God put the Republican Party on earth to cut taxes. If they don’t do that, they have no useful function. Robert Novak
Without fanfare, Alabama lawmakers passed The Simplified Sellers Use Tax Remittance Act (SB437, Act 2015-448), on June 4, 2015, the last day of the regular session of 2015. Senators Bill Holtzclaw and Paul Sanford were among the bill’s sponsors.
It’s a Republican tax increase of 8 % on internet sales by out of state retailers, a law disguised as a voluntary agreement between the state and internet retailers not subject to Alabama law, an agreement which keeps the names of the participating retailers secret, for the most part.
For its trouble, Amazon and others collecting the tax will get to keep 2 percent of the use tax they collect from their Alabama customers.
The new tax is expected to provide $40 million for the state’s FY 2017 budget. Local government is in on it too. For example, the city of Madison has already received quarterly payments of $1,710 in April and $6,581 in July.
Alabama Chief Justice Roy Moore is on the verge of being removed form office for defying the US Supreme Court’s gay marriage decision in Obergefell v. Hodges. The rest of the state government of Alabama is defying the US Supreme Court’s decision in Quill v. North Dakota on not being able to collect use taxes from out of state on line retailers.
So why is Governor Bentley not also on the verge of being removed from office? I guess gay sex is one thing and screwing taxpayers is quite another.
Also, SB437 is unconstitutional because the origination clause of theAlabama constitution requires bills for raising revenue to begin in the House of Representatives:
Sec. 70. All bills for raising revenue shall originate in the house of representatives. The governor, auditor, and attorney-general shall, before each regular session of the legislature, prepare a general revenue bill to be submitted to the legislature, for its information, and the secretary of state shall have printed for the use of the legislature a sufficient number of copies of the bill so prepared, which the governor shall transmit to the house of representatives as soon as organized, to be used or dealt with as that house may elect. The senate may propose amendments to revenue bills. No revenue bill shall be passed during the last five days of the session.
And the legislature certainly treated SB437 as a revenue bill. It began as a senate bill and was referred to the senate Committee on Finance and Taxation General Fund. And when enacted, the law amended The Code of Alabama, Title 40, Revenue And Taxation, by adding section 40-23-191 through 40-23-199 to Section 23, Sales and Use Taxes.
- Introduced in the senate on 4-30-15.
- Passed by the senate on 5-21-15.
- Amended and passed by the house on 6-4-15 and approved by the senate on the same day, the last day of the legislative session.
And so this law is also unconstitutional because, as cited above, revenue bills cannot be passed during the last five days of a legislative session.
Some lawmakers and supporters of this tax increase quibble that the use tax is already on the books and that the new law is not really a tax increase because taxpayers already have an existing responsibility to pay it.
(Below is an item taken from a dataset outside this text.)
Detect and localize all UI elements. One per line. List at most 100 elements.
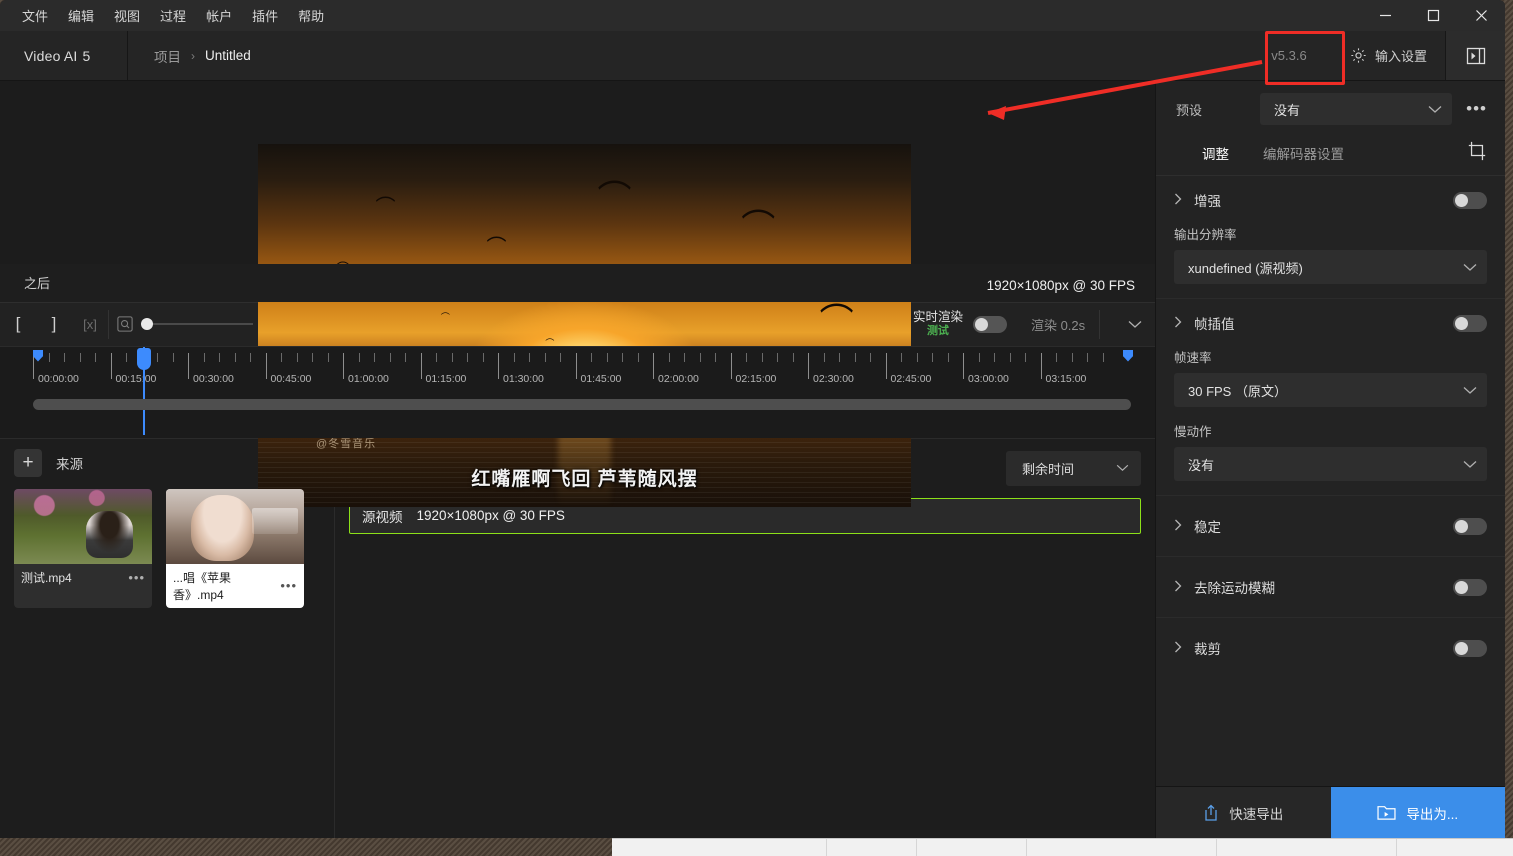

This is dissembling because the tax has not been collectable because the law was unenforceable. The old law was incomplete requiring new law to fully implement it. What looks, walks, flies, swims, eats, breeds, and quacks like a duck … is a duck and SB437 is a tax increase.
The Simplified Sellers Use Tax Remittance Act is a bad law enacted in a bad way. It is an unconstitutional tax increase and I am ashamed this deed was done by our Republican led legislature.